Some of the conclusions to emphasize why lectures can still be very effective if done well; Lectures:
v provide focus and emphasis
v reinforces learning through multimodality exposure
v explain/resolve difficulties and complexities in the notes and other readings
v provide an overview, “the big picture”
v provide exposure to experts/role models
v are a time-efficient way to learn
v encourage structure and discipline
v provide depth and insight through examples not present in the readings
v perpetuate a habitual/traditional way of learning – soothe anxiety
v provide a dynamic, interesting way to learn
· Many students regard the lecture method as a valuable multifaceted aid to learning
· The most frequently stated characteristics of a good lecturer were animation, enthusiasm, passion, and clarity/organization (See: Quick Lesson Plan Template for clarity and organization)

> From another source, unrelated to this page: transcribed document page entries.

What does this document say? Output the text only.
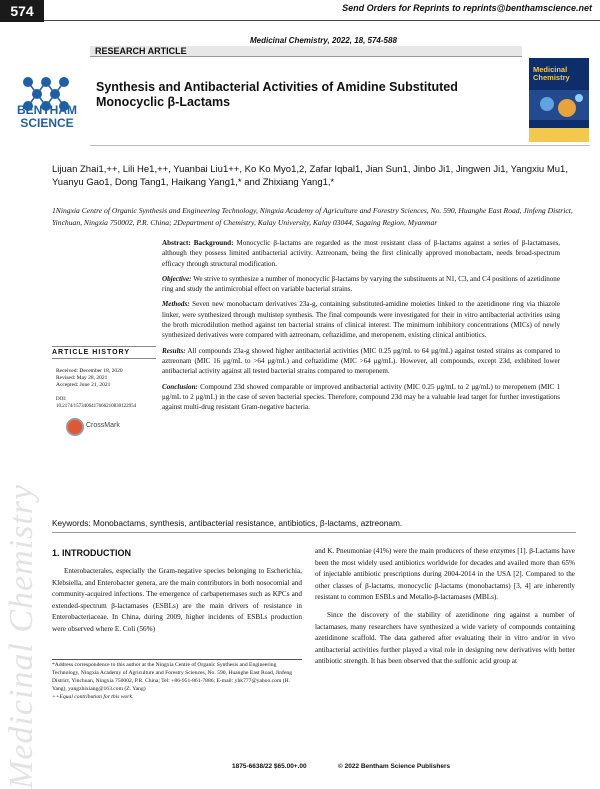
574	Send Orders for Reprints to reprints@benthamscience.net
Medicinal Chemistry, 2022, 18, 574-588
RESEARCH ARTICLE
BENTHAM SCIENCE
Synthesis and Antibacterial Activities of Amidine Substituted Monocyclic β-Lactams
Medicinal Chemistry
Lijuan Zhai1,++, Lili He1,++, Yuanbai Liu1++, Ko Ko Myo1,2, Zafar Iqbal1, Jian Sun1, Jinbo Ji1, Jingwen Ji1, Yangxiu Mu1, Yuanyu Gao1, Dong Tang1, Haikang Yang1,* and Zhixiang Yang1,*
1Ningxia Centre of Organic Synthesis and Engineering Technology, Ningxia Academy of Agriculture and Forestry Sciences, No. 590, Huanghe East Road, Jinfeng District, Yinchuan, Ningxia 750002, P.R. China; 2Department of Chemistry, Kalay University, Kalay 03044, Sagaing Region, Myanmar
Medicinal Chemistry
ARTICLE HISTORY
Received: December 18, 2020
Revised: May 28, 2021
Accepted: June 21, 2021
DOI:
10.2174/1573406417666210830122954
CrossMark

Abstract: Background: Monocyclic β-lactams are regarded as the most resistant class of β-lactams against a series of β-lactamases, although they possess limited antibacterial activity. Aztreonam, being the first clinically approved monobactam, needs broad-spectrum efficacy through structural modification.

Objective: We strive to synthesize a number of monocyclic β-lactams by varying the substituents at N1, C3, and C4 positions of azetidinone ring and study the antimicrobial effect on variable bacterial strains.

Methods: Seven new monobactam derivatives 23a-g, containing substituted-amidine moieties linked to the azetidinone ring via thiazole linker, were synthesized through multistep synthesis. The final compounds were investigated for their in vitro antibacterial activities using the broth microdilution method against ten bacterial strains of clinical interest. The minimum inhibitory concentrations (MICs) of newly synthesized derivatives were compared with aztreonam, ceftazidime, and meropenem, existing clinical antibiotics.

Results: All compounds 23a-g showed higher antibacterial activities (MIC 0.25 μg/mL to 64 μg/mL) against tested strains as compared to aztreonam (MIC 16 μg/mL to >64 μg/mL) and ceftazidime (MIC >64 μg/mL). However, all compounds, except 23d, exhibited lower antibacterial activity against all tested bacterial strains compared to meropenem.

Conclusion: Compound 23d showed comparable or improved antibacterial activity (MIC 0.25 μg/mL to 2 μg/mL) to meropenem (MIC 1 μg/mL to 2 μg/mL) in the case of seven bacterial species. Therefore, compound 23d may be a valuable lead target for further investigations against multi-drug resistant Gram-negative bacteria.

Keywords: Monobactams, synthesis, antibacterial resistance, antibiotics, β-lactams, aztreonam.
1. INTRODUCTION

Enterobacterales, especially the Gram-negative species belonging to Escherichia, Klebsiella, and Enterobacter genera, are the main contributors in both nosocomial and community-acquired infections. The emergence of carbapenemases such as KPCs and extended-spectrum β-lactamases (ESBLs) are the main drivers of resistance in Enterobacteriaceae. In China, during 2009, higher incidents of ESBLs production were observed where E. Coli (56%)

and K. Pneumoniae (41%) were the main producers of these enzymes [1]. β-Lactams have been the most widely used antibiotics worldwide for decades and availed more than 65% of injectable antibiotic prescriptions during 2004-2014 in the USA [2]. Compared to the other classes of β-lactams, monocyclic β-lactams (monobactams) [3, 4] are inherently resistant to common ESBLs and Metallo-β-lactamases (MBLs).

Since the discovery of the stability of azetidinone ring against a number of lactamases, many researchers have synthesized a wide variety of compounds containing azetidinone scaffold. The data gathered after evaluating their in vitro and/or in vivo antibacterial activities further played a vital role in designing new derivatives with better antibiotic strength. It has been observed that the sulfonic acid group at

*Address correspondence to this author at the Ningxia Centre of Organic Synthesis and Engineering Technology, Ningxia Academy of Agriculture and Forestry Sciences, No. 590, Huanghe East Road, Jinfeng District, Yinchuan, Ningxia 750002, P.R. China; Tel: +86-951-861-7886; E-mail: yhk777@yahoo.com (H. Yang), yangzhixiang@163.com (Z. Yang)
++Equal contribution for this work.
1875-6638/22 $65.00+.00	© 2022 Bentham Science Publishers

· A dominant theme emerging from the qualitative survey is the rather obvious point that the utility of a lecture depends heavily upon the quality of the lecturer (practice and get feedback! See Classroom Observation Form)
NOTE FROM STEVE: The best lecturers I’ve experienced are actually a combination of the sage and the guide. If you lecture, and I assume everyone does, become of student of mastering that very learnable skill. Watch others, note what works, videotape yourself and review (painful but very valuable), ask for feedback using a feedback tool, select a few “great lecturing” articles from the internet and try to incorporate the best practices, read William Safire’s “Lend Me Your Ears: Great Speeches in History” – at least the intro.